Divide and Grow: Capturing Huge Diversity in Crowd Images with Incrementally Growing CNN
This work improves automated crowd counting for surveillance and public safety applications, but it is incremental as it builds on existing CNN-based density regression methods.
The paper tackles the challenge of counting people in crowd images by addressing the large diversity in appearances across different crowd densities, using an incrementally growing CNN that recursively splits into specialized experts, achieving higher count accuracy on major datasets.

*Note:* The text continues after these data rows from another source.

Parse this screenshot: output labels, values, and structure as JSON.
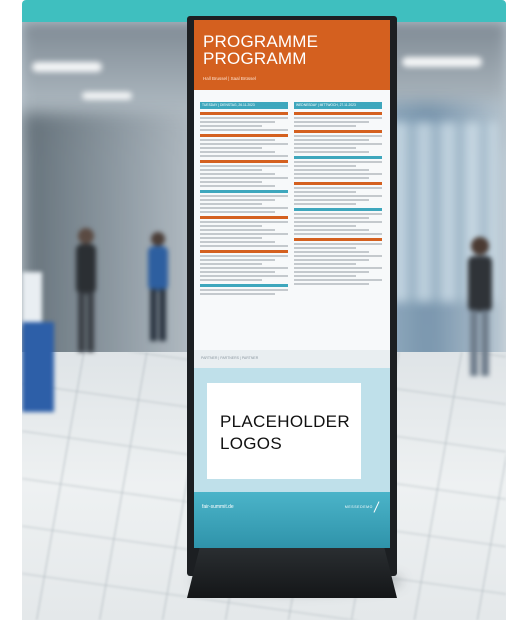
{
  "poster": {
    "title": "PROGRAMME\nPROGRAMM",
    "subtitle": "Hall Brussel | Saal Brüssel",
    "day_left": "TUESDAY | DIENSTAG, 26.11.2023",
    "day_right": "WEDNESDAY | MITTWOCH, 27.11.2023",
    "partners_label": "PARTNER | PARTNERS | PARTNER",
    "logos_placeholder": "PLACEHOLDER\nLOGOS",
    "url": "fair-summit.de",
    "brand": "MESSEDEMO"
  },
  "colors": {
    "accent_teal": "#3fbfbf",
    "header_orange": "#d4601f",
    "schedule_teal": "#3ea7bd",
    "logo_panel": "#bfe0ea"
  }
}
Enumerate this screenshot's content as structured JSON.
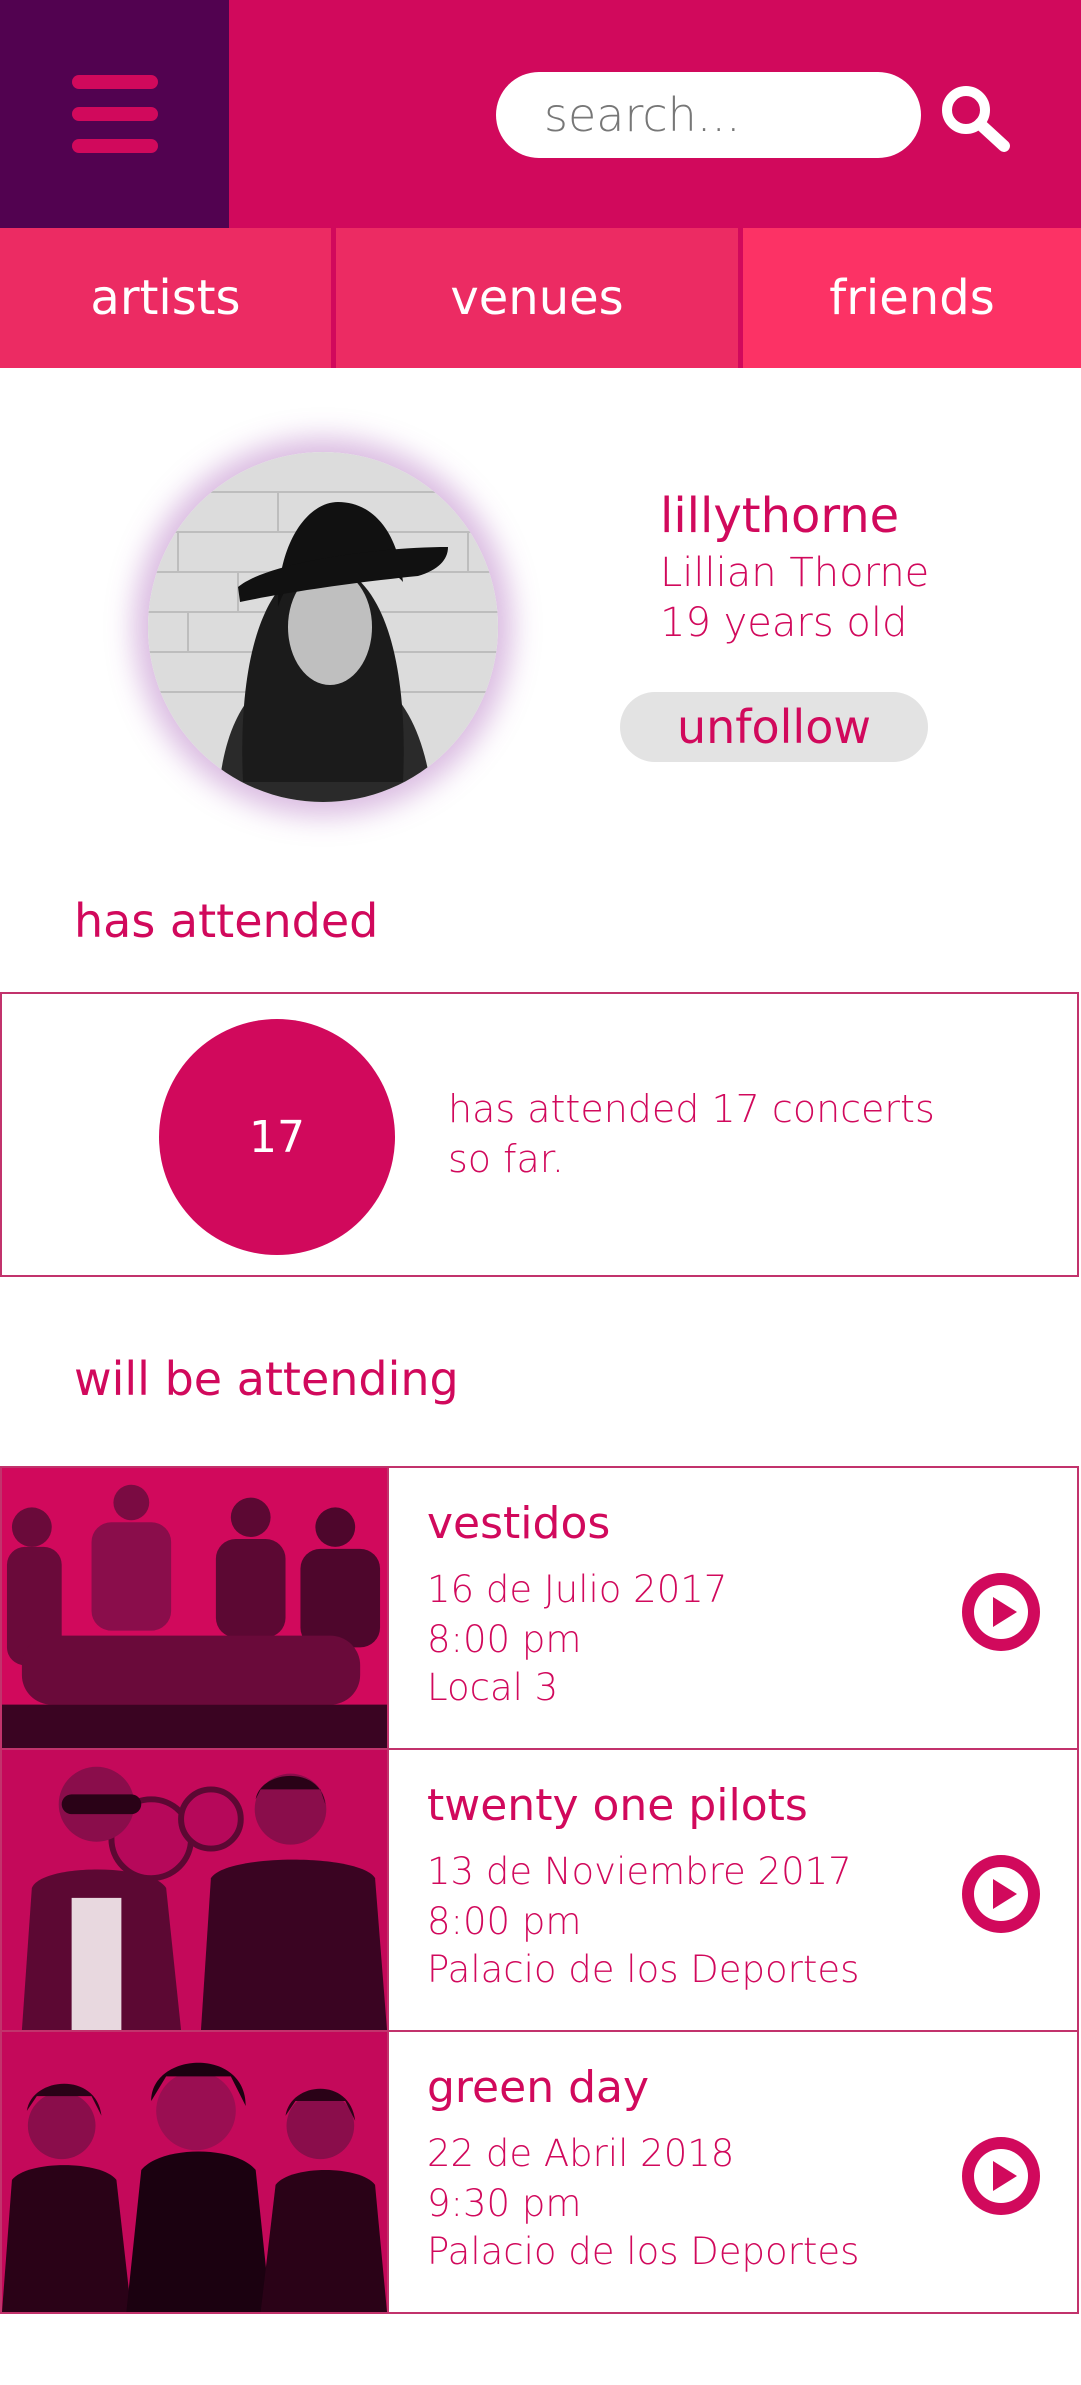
{
  "search": {
    "placeholder": "search..."
  },
  "tabs": [
    {
      "label": "artists"
    },
    {
      "label": "venues"
    },
    {
      "label": "friends"
    }
  ],
  "profile": {
    "username": "lillythorne",
    "full_name": "Lillian Thorne",
    "age": "19 years old",
    "unfollow_label": "unfollow"
  },
  "attended": {
    "heading": "has attended",
    "count": "17",
    "text": "has attended 17 concerts so far."
  },
  "upcoming": {
    "heading": "will be attending",
    "events": [
      {
        "name": "vestidos",
        "date": "16 de Julio 2017",
        "time": "8:00 pm",
        "venue": "Local 3"
      },
      {
        "name": "twenty one pilots",
        "date": "13 de Noviembre 2017",
        "time": "8:00 pm",
        "venue": "Palacio de los Deportes"
      },
      {
        "name": "green day",
        "date": "22 de Abril 2018",
        "time": "9:30 pm",
        "venue": "Palacio de los Deportes"
      }
    ]
  },
  "icons": {
    "menu": "hamburger-menu-icon",
    "search": "search-icon",
    "play": "play-icon"
  },
  "colors": {
    "primary": "#d1095c",
    "menu_bg": "#520250",
    "tab_bg": "#ec2b63",
    "tab_bg_alt": "#fc3265",
    "button_bg": "#e3e3e3"
  }
}
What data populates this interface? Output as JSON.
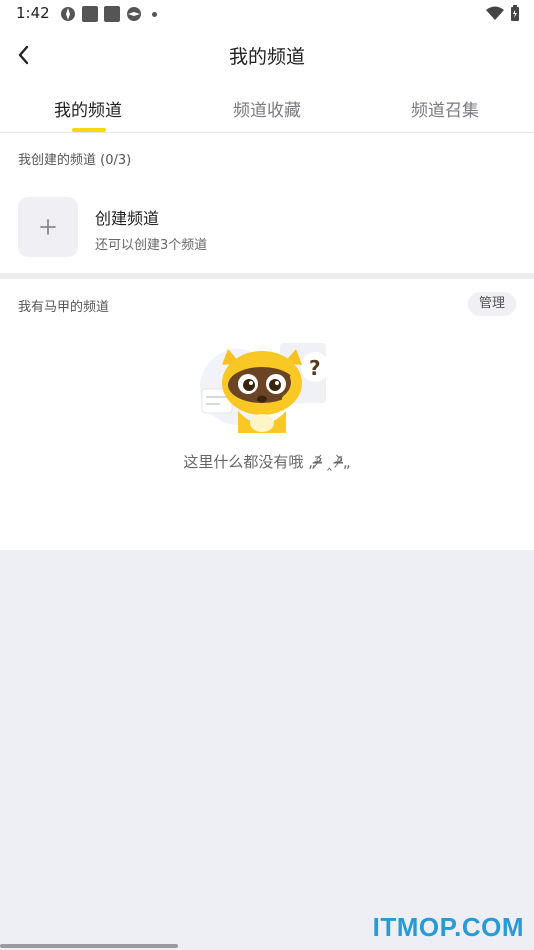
{
  "status_bar": {
    "time": "1:42"
  },
  "header": {
    "title": "我的频道"
  },
  "tabs": [
    {
      "label": "我的频道",
      "active": true
    },
    {
      "label": "频道收藏",
      "active": false
    },
    {
      "label": "频道召集",
      "active": false
    }
  ],
  "created_section": {
    "label": "我创建的频道 (0/3)",
    "create_title": "创建频道",
    "create_subtitle": "还可以创建3个频道"
  },
  "alt_section": {
    "label": "我有马甲的频道",
    "manage_label": "管理",
    "empty_text": "这里什么都没有哦 „ᵒ̴̶̷᷄ ‸ ᵒ̴̶̷᷅„"
  },
  "watermark": "ITMOP.COM",
  "colors": {
    "accent": "#f5d90a",
    "watermark": "#2a9ad6",
    "background_gray": "#eeeff4"
  },
  "icons": [
    "android-icon",
    "square-icon",
    "wifi-icon",
    "battery-icon",
    "back-arrow-icon",
    "plus-icon",
    "raccoon-mascot"
  ]
}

Automated counting of people in crowd images is a challenging task. The major difficulty stems from the large diversity in the way people appear in crowds. In fact, features available for crowd discrimination largely depend on the crowd density to the extent that people are only seen as blobs in a highly dense scene. We tackle this problem with a growing CNN which can progressively increase its capacity to account for the wide variability seen in crowd scenes. Our model starts from a base CNN density regressor, which is trained in equivalence on all types of crowd images. In order to adapt with the huge diversity, we create two child regressors which are exact copies of the base CNN. A differential training procedure divides the dataset into two clusters and fine-tunes the child networks on their respective specialties. Consequently, without any hand-crafted criteria for forming specialties, the child regressors become experts on certain types of crowds. The child networks are again split recursively, creating two experts at every division. This hierarchical training leads to a CNN tree, where the child regressors are more fine experts than any of their parents. The leaf nodes are taken as the final experts and a classifier network is then trained to predict the correct specialty for a given test image patch. The proposed model achieves higher count accuracy on major crowd datasets. Further, we analyse the characteristics of specialties mined automatically by our method.